23 KRUPA (Apollo Four Forty)
More frantic instrumental dance noodlings from Apollo Four Forty who first hit the Top 40 in March 1995 with their astonishing dance remake of Don't Fear The Reaper. [1996 James had never heard of Gene Krupa or understood why Apollo Four Forty would be making a record inspired by him.]
30 KEEP ON PUSHING OUR LOVE (Nightcrawlers)
More from what is rapidly becoming a mini hit factory for John Reid and the Nightcrawlers. After three hits in 1995 they score their third hit this year with another track following a similar formula to its predecessors Let's Push It and Should I Ever. It beats the Number 34 peak of Should I Ever but charting at Number 30 is still a disappointment compared to their three successive Top 20 hits last year.

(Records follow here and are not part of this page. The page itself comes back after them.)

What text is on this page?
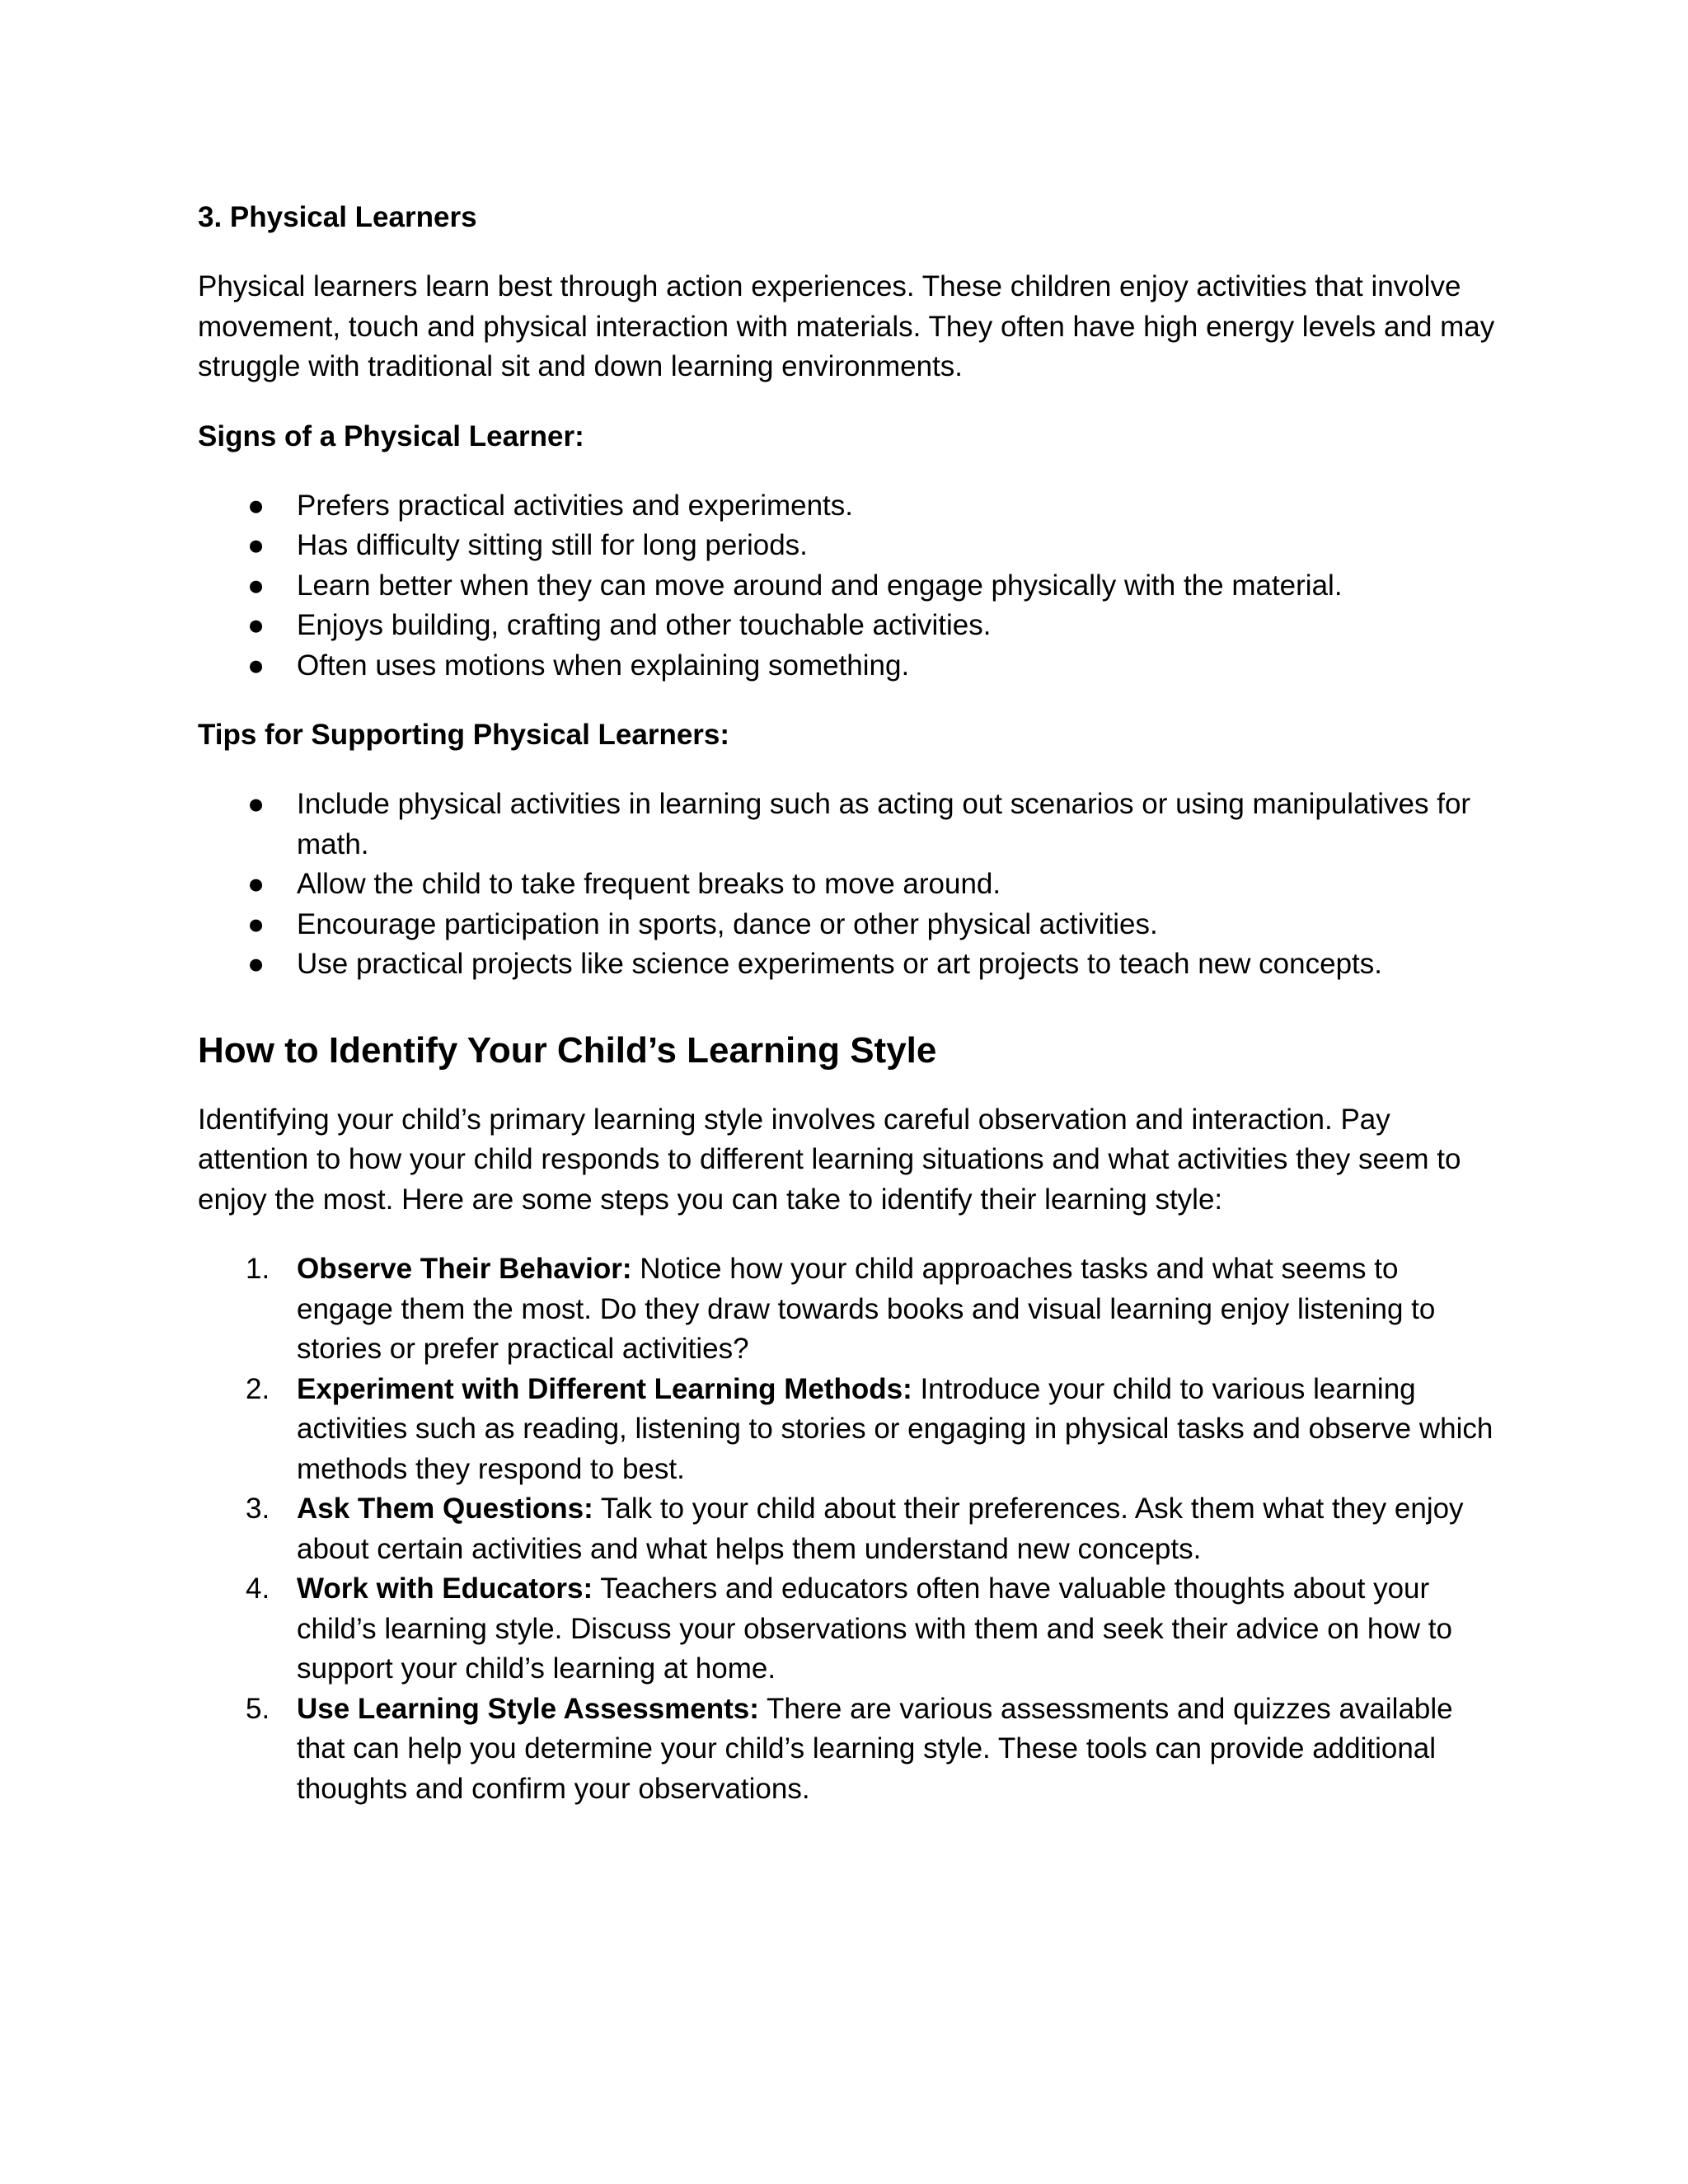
3. Physical Learners

Physical learners learn best through action experiences. These children enjoy activities that involve movement, touch and physical interaction with materials. They often have high energy levels and may struggle with traditional sit and down learning environments.

Signs of a Physical Learner:
●	Prefers practical activities and experiments.
●	Has difficulty sitting still for long periods.
●	Learn better when they can move around and engage physically with the material.
●	Enjoys building, crafting and other touchable activities.
●	Often uses motions when explaining something.
Tips for Supporting Physical Learners:
●	Include physical activities in learning such as acting out scenarios or using manipulatives for math.
●	Allow the child to take frequent breaks to move around.
●	Encourage participation in sports, dance or other physical activities.
●	Use practical projects like science experiments or art projects to teach new concepts.
How to Identify Your Child’s Learning Style

Identifying your child’s primary learning style involves careful observation and interaction. Pay attention to how your child responds to different learning situations and what activities they seem to enjoy the most. Here are some steps you can take to identify their learning style:

1. Observe Their Behavior: Notice how your child approaches tasks and what seems to engage them the most. Do they draw towards books and visual learning enjoy listening to stories or prefer practical activities?
2. Experiment with Different Learning Methods: Introduce your child to various learning activities such as reading, listening to stories or engaging in physical tasks and observe which methods they respond to best.
3. Ask Them Questions: Talk to your child about their preferences. Ask them what they enjoy about certain activities and what helps them understand new concepts.
4. Work with Educators: Teachers and educators often have valuable thoughts about your child’s learning style. Discuss your observations with them and seek their advice on how to support your child’s learning at home.
5. Use Learning Style Assessments: There are various assessments and quizzes available that can help you determine your child’s learning style. These tools can provide additional thoughts and confirm your observations.
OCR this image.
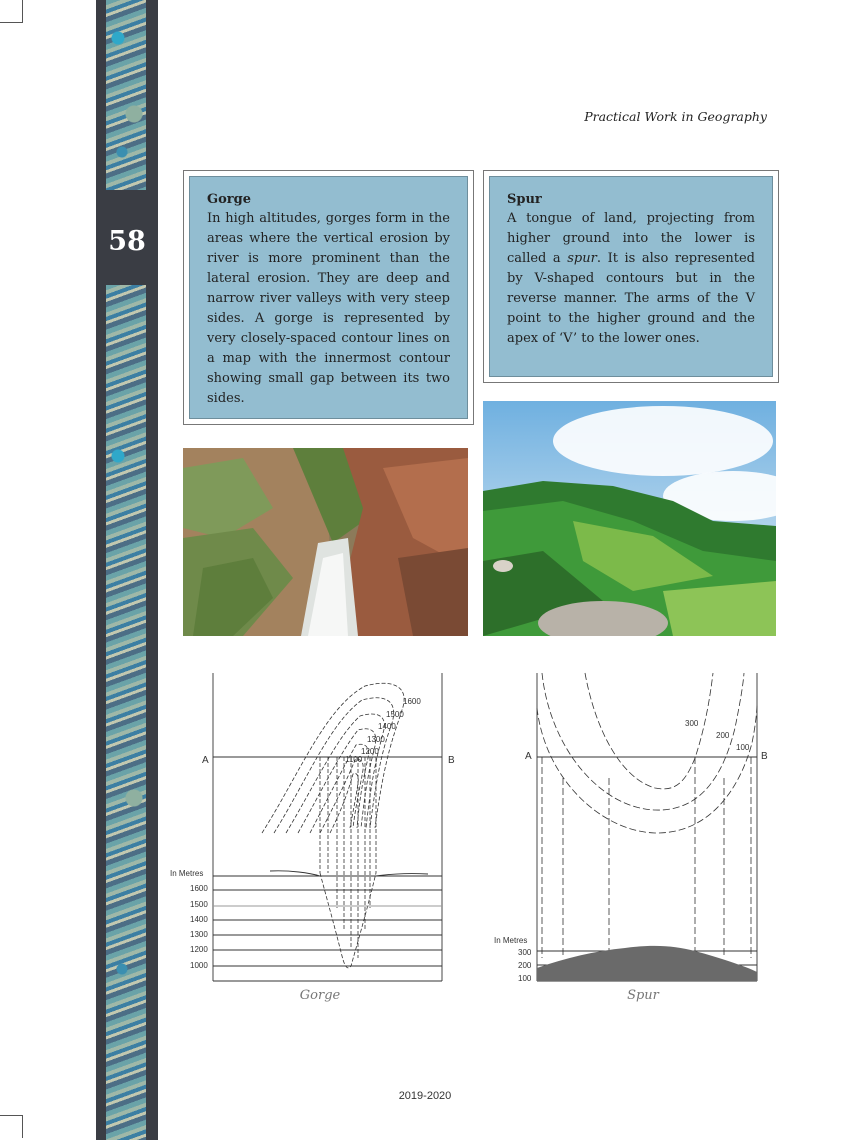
58
Practical Work in Geography

Gorge

In high altitudes, gorges form in the areas where the vertical erosion by river is more prominent than the lateral erosion. They are deep and narrow river valleys with very steep sides. A gorge is represented by very closely-spaced contour lines on a map with the innermost contour showing small gap between its two sides.

Spur

A tongue of land, projecting from higher ground into the lower is called a spur. It is also represented by V-shaped contours but in the reverse manner. The arms of the V point to the higher ground and the apex of ‘V’ to the lower ones.

A	B
1600
1500
1400
1300
1200
1100
In Metres
1600
1500
1400
1300
1200
1000
Gorge
A	B
300
200
100
In Metres
300
200
100
Spur
2019-2020
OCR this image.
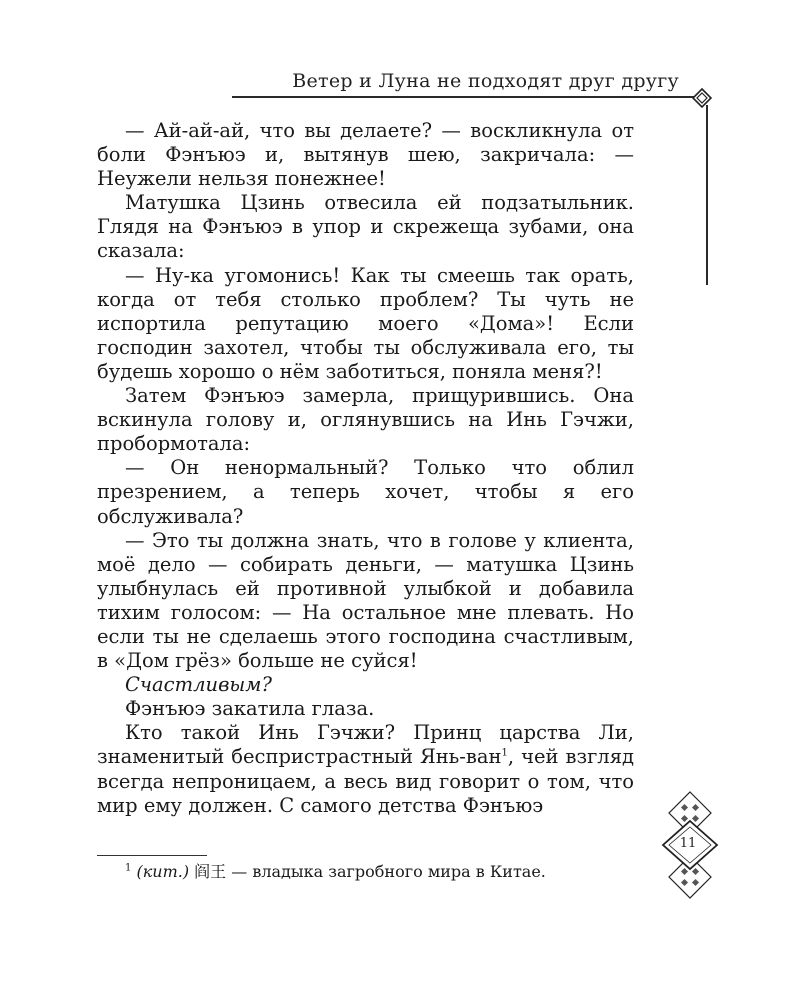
Ветер и Луна не подходят друг другу

— Ай-ай-ай, что вы делаете? — воскликнула от боли Фэнъюэ и, вытянув шею, закричала: — Неужели нельзя понежнее!

Матушка Цзинь отвесила ей подзатыльник. Глядя на Фэнъюэ в упор и скрежеща зубами, она сказала:

— Ну-ка угомонись! Как ты смеешь так орать, когда от тебя столько проблем? Ты чуть не испортила репутацию моего «Дома»! Если господин захотел, чтобы ты обслуживала его, ты будешь хорошо о нём заботиться, поняла меня?!

Затем Фэнъюэ замерла, прищурившись. Она вскинула голову и, оглянувшись на Инь Гэчжи, пробормотала:

— Он ненормальный? Только что облил презрением, а теперь хочет, чтобы я его обслуживала?

— Это ты должна знать, что в голове у клиента, моё дело — собирать деньги, — матушка Цзинь улыбнулась ей противной улыбкой и добавила тихим голосом: — На остальное мне плевать. Но если ты не сделаешь этого господина счастливым, в «Дом грёз» больше не суйся!

Счастливым?

Фэнъюэ закатила глаза.

Кто такой Инь Гэчжи? Принц царства Ли, знаменитый беспристрастный Янь-ван$^1$, чей взгляд всегда непроницаем, а весь вид говорит о том, что мир ему должен. С самого детства Фэнъюэ

$^1$ (кит.) 阎王 — владыка загробного мира в Китае.
11
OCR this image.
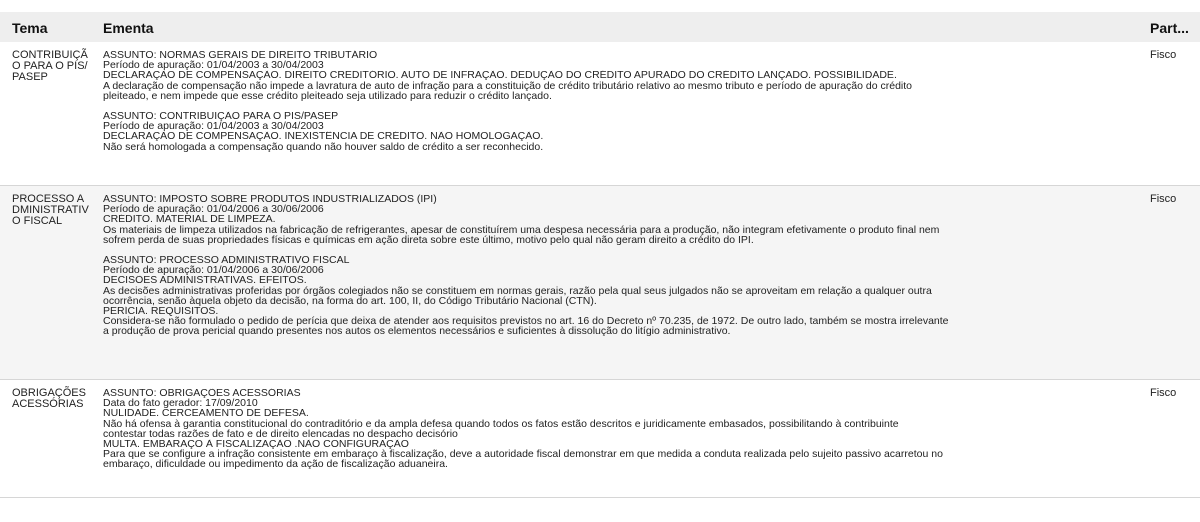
Tema	Ementa	Part...
CONTRIBUIÇÃO PARA O PIS/PASEP
ASSUNTO: NORMAS GERAIS DE DIREITO TRIBUTÁRIO
Período de apuração: 01/04/2003 a 30/04/2003
DECLARAÇÃO DE COMPENSAÇÃO. DIREITO CREDITÓRIO. AUTO DE INFRAÇÃO. DEDUÇÃO DO CRÉDITO APURADO DO CRÉDITO LANÇADO. POSSIBILIDADE.
A declaração de compensação não impede a lavratura de auto de infração para a constituição de crédito tributário relativo ao mesmo tributo e período de apuração do crédito
pleiteado, e nem impede que esse crédito pleiteado seja utilizado para reduzir o crédito lançado.
ASSUNTO: CONTRIBUIÇÃO PARA O PIS/PASEP
Período de apuração: 01/04/2003 a 30/04/2003
DECLARAÇÃO DE COMPENSAÇÃO. INEXISTÊNCIA DE CRÉDITO. NÃO HOMOLOGAÇÃO.
Não será homologada a compensação quando não houver saldo de crédito a ser reconhecido.
Fisco
PROCESSO ADMINISTRATIVO FISCAL
ASSUNTO: IMPOSTO SOBRE PRODUTOS INDUSTRIALIZADOS (IPI)
Período de apuração: 01/04/2006 a 30/06/2006
CRÉDITO. MATERIAL DE LIMPEZA.
Os materiais de limpeza utilizados na fabricação de refrigerantes, apesar de constituírem uma despesa necessária para a produção, não integram efetivamente o produto final nem
sofrem perda de suas propriedades físicas e químicas em ação direta sobre este último, motivo pelo qual não geram direito a crédito do IPI.
ASSUNTO: PROCESSO ADMINISTRATIVO FISCAL
Período de apuração: 01/04/2006 a 30/06/2006
DECISÕES ADMINISTRATIVAS. EFEITOS.
As decisões administrativas proferidas por órgãos colegiados não se constituem em normas gerais, razão pela qual seus julgados não se aproveitam em relação a qualquer outra
ocorrência, senão àquela objeto da decisão, na forma do art. 100, II, do Código Tributário Nacional (CTN).
PERÍCIA. REQUISITOS.
Considera-se não formulado o pedido de perícia que deixa de atender aos requisitos previstos no art. 16 do Decreto nº 70.235, de 1972. De outro lado, também se mostra irrelevante
a produção de prova pericial quando presentes nos autos os elementos necessários e suficientes à dissolução do litígio administrativo.
Fisco
OBRIGAÇÕES ACESSÓRIAS
ASSUNTO: OBRIGAÇÕES ACESSÓRIAS
Data do fato gerador: 17/09/2010
NULIDADE. CERCEAMENTO DE DEFESA.
Não há ofensa à garantia constitucional do contraditório e da ampla defesa quando todos os fatos estão descritos e juridicamente embasados, possibilitando à contribuinte
contestar todas razões de fato e de direito elencadas no despacho decisório
MULTA. EMBARAÇO À FISCALIZAÇÃO .NÃO CONFIGURAÇÃO
Para que se configure a infração consistente em embaraço à fiscalização, deve a autoridade fiscal demonstrar em que medida a conduta realizada pelo sujeito passivo acarretou no
embaraço, dificuldade ou impedimento da ação de fiscalização aduaneira.
Fisco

31 MY GENERATION (The Who)
It is a record that to this day sends shivers down the spine. The Who's original mod anthem made Number 2 in 1965 and is still the defining point for a whole section of the culture of that time... the line "Hope I Die Before I Get Old" still echoing through the decades and into the minds of everyone who aspires to the hedonistic rock star lifestyle. That is of course why the track is currently being used in a TV ad for Ice Pops. Still, 'tis of no matter, it has already performed better than the last time it was re-released in 1988 to promote a Greatest Hits collection when it only made Number 68. My Generation brings one of the great British rock bands back into the Top 40 for the first time since Athena in October 1982 and is their biggest hit since You Better You Bet reached Number 9 in March 1981.
33 CANDLES (Alex Reece)
A second Top 40 hit this year for Alex Reece, the first being Feel The Sunshine which reached Number 26 in May.
34 I COME FROM ANOTHER PLANET, BABY (Julian Cope)
A suitably understated title for the first single to herald a new album from the former Teardrop Explodes frontman. Julian Cope never really falls out of fashion amongst his ever-present fanbase but his singles performances have always been a little erratic. This is his first Top 40 hit since Beautiful Love made Number 32 in February 1991 and over the course of the last 13 years he has only ever had one Top 20 hit - that of course being World Shut Your Mouth which made Number 19 in September 1986.